Very cool, PMA!
This part is cool! It also matches an earlier PMA diagram!
>each of the eight triangles will have one OR one of two (the latter when c is large and the product of two different prime numbers) configurations in each triangle. The difference between those two configurations of a portion of f are that they are both staircase numbers where the base of one is a unit longer than the other. E.g. (3,4,5) and (4,5,6)
Here's a quick draw. Each inner rectangle has dimensions of u by u+1. This is just for visualizing the idea, and for small n it would be different. But I think for large n the pieces of the squares are ordered correctly. Thoughts, Anons?
Alright guys, I think I just found something really cool. Need your help to verify Pls!
So, for c = 6107
f = 134
f-2 = 132
(f-2)/8 = 16
(f-2) mod 8 = 6
Based on VQC's latest hints, there are two staircase numbers that make up (f-2)/8 which give the correct n0 inside each one of the 8Tu. I think I found out how to find them:
4+3+2+1 = 10
3+2+1 = 6
= 16
The correct f shape inside each of the 8Tu could be a triangle?
Key idea is that the overlay of (1+2+3) and (1+2+3+4) = 16
Overlay doesn't work for filling the square.
But making a triangle along the straight side of each Tu works. Thoughts, Anons?
Thanks PMA! More verification needed, but hopefully this turns out to be a good step forward. Can we find the two triangular numbers that create (f-2)/8 ? Is that the formula you're talking about?
CA, check out row 1!
Sqrt(f) is ALWAYS (x+n)
f is also (x+n)^2 always.
That's why (e,1) row 1 is our reference to the correct solution.

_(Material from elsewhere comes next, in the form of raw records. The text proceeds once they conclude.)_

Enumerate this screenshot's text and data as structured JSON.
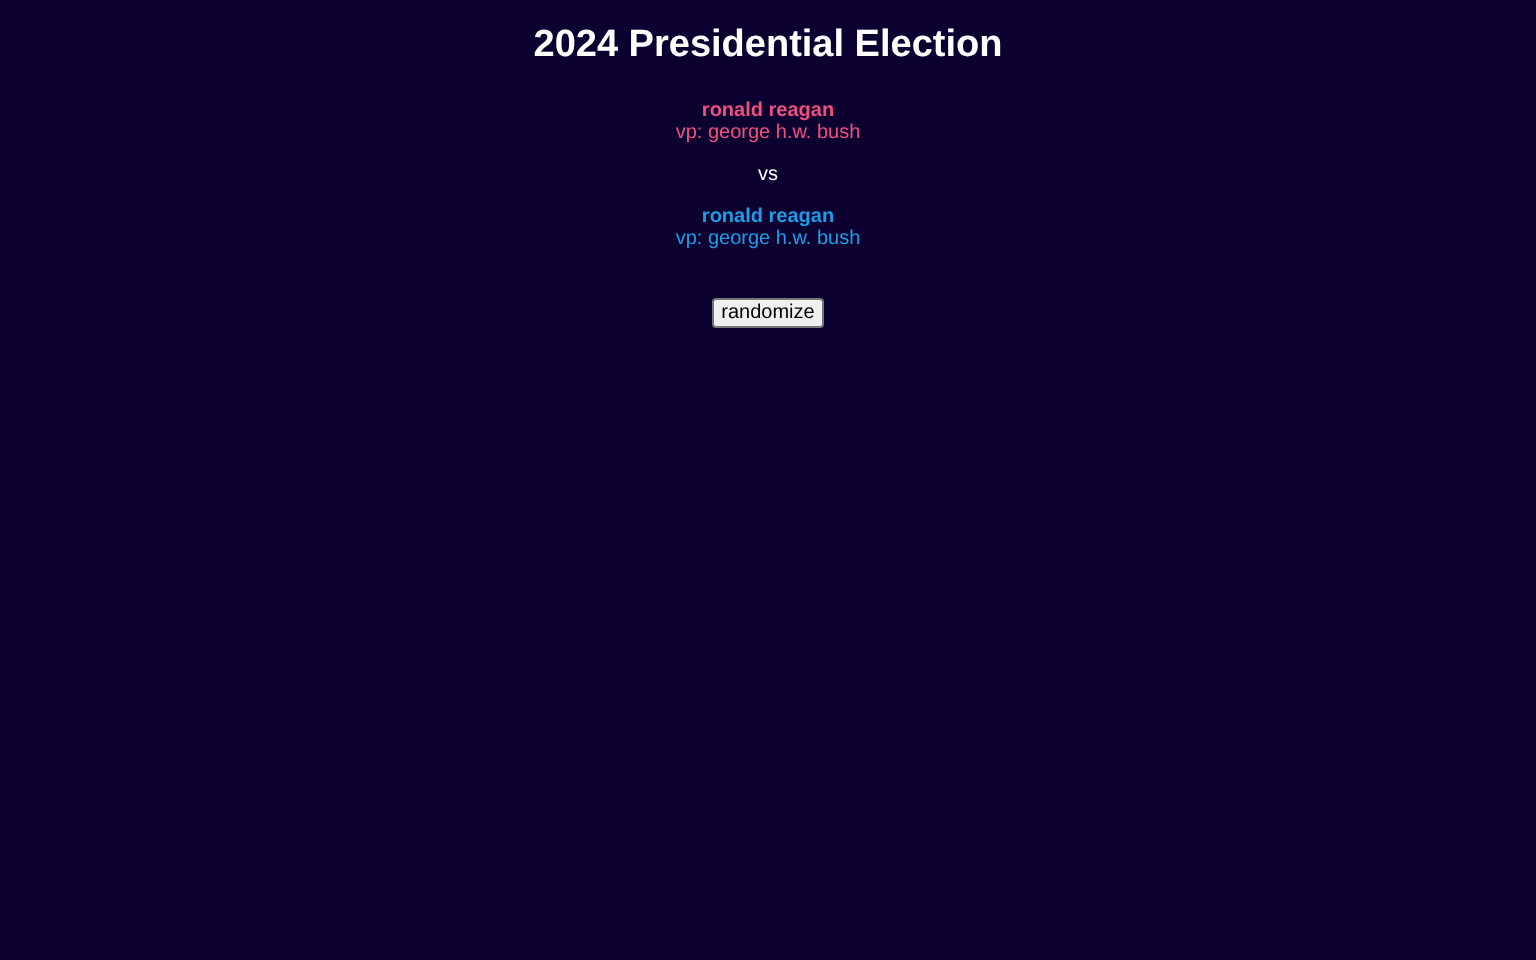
{
  "title": "2024 Presidential Election",
  "tickets": [
    {
      "president": "ronald reagan",
      "vp": "vp: george h.w. bush",
      "color": "#f0507f"
    },
    {
      "president": "ronald reagan",
      "vp": "vp: george h.w. bush",
      "color": "#1c9fe6"
    }
  ],
  "separator": "vs",
  "button": "randomize"
}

Somehow row 1 gives us a clue to the (prime) solution.
Thoughts, Anons?
Good explanation, MA.
Hello VQC, nice to wake up on a Saturday and see your posts! Studying now. The adjacent polite triangle numbers are the key. We're working on how to make the remainders and "leftovers" fit. I think that's what Topol's new drawings are hinting at. Thanks for the new crumbs, back to work!
Trying to work this out in a real example.
c=6107
f=134
(f-2)=132
(f-2)/8=16
(f-2) mod 8 = 4
(x+n) = 83
(d+n) = 114
u1 = 41
u2 (u+1) =42
correct n value = 36
Here's the formula: nn + 2d(n-1) + f - 1
f-1 = 134-1 = 133
2d(n-1) = 2*78(36-1) = 5460
nn = 1296
1296 + 5460 + 133 = 6889
SQRT(6889) = 83 = correct (x+n)
Thoughts, Anons?
Nice digits, AA! I'm just building out the c=6107 example to try and complete a medium sized problem IRL. I'll post updates, trying to fit everything together like a block puzzle.
Here's layer 4.
c=6107
f=134
(f-2)=132
(f-2)/8 = 16 (green triangles = 6 + yellow triangles =10)
(f-2) mod 8 = 4 (blue squares)
Current Values for layer 4:
(f-2)/8 value = 128 18 = 2304 = 24 * 24 4
(f-2) mod = 4 * 18 = 72
2304 + 72 = 2376
Check 132 * 18 = 2376,
mods + (f-2) values currently matching.
I think the mods are going to form a new border to create the +1 differential need for u and u+1.
Ok, lads. I have a match. Still don't quite understand how it all works. But additional iterations of 16 filled the gap. Take a look, can't confirm it's 100% correct, but the symmetry / asymmetry is pretty cool.
The border needed corners and midpoints of 40/8=5. So each corner and midpoint has and odd number. The 8 remaining gaps to be filled were all 36 units. Found a way to make them all fit.
Yellow = 6
Green = 10
They all fit.
But shouldn't there be extra mod units to add in? I'm stoked but at the same time confused. Any ideas welcome. Posting a work in progress for group discussion.
Thanks CA!
Also, every Anon archive everything offline. I've got most of it, but need to save the maps first. Baker did a great job with that.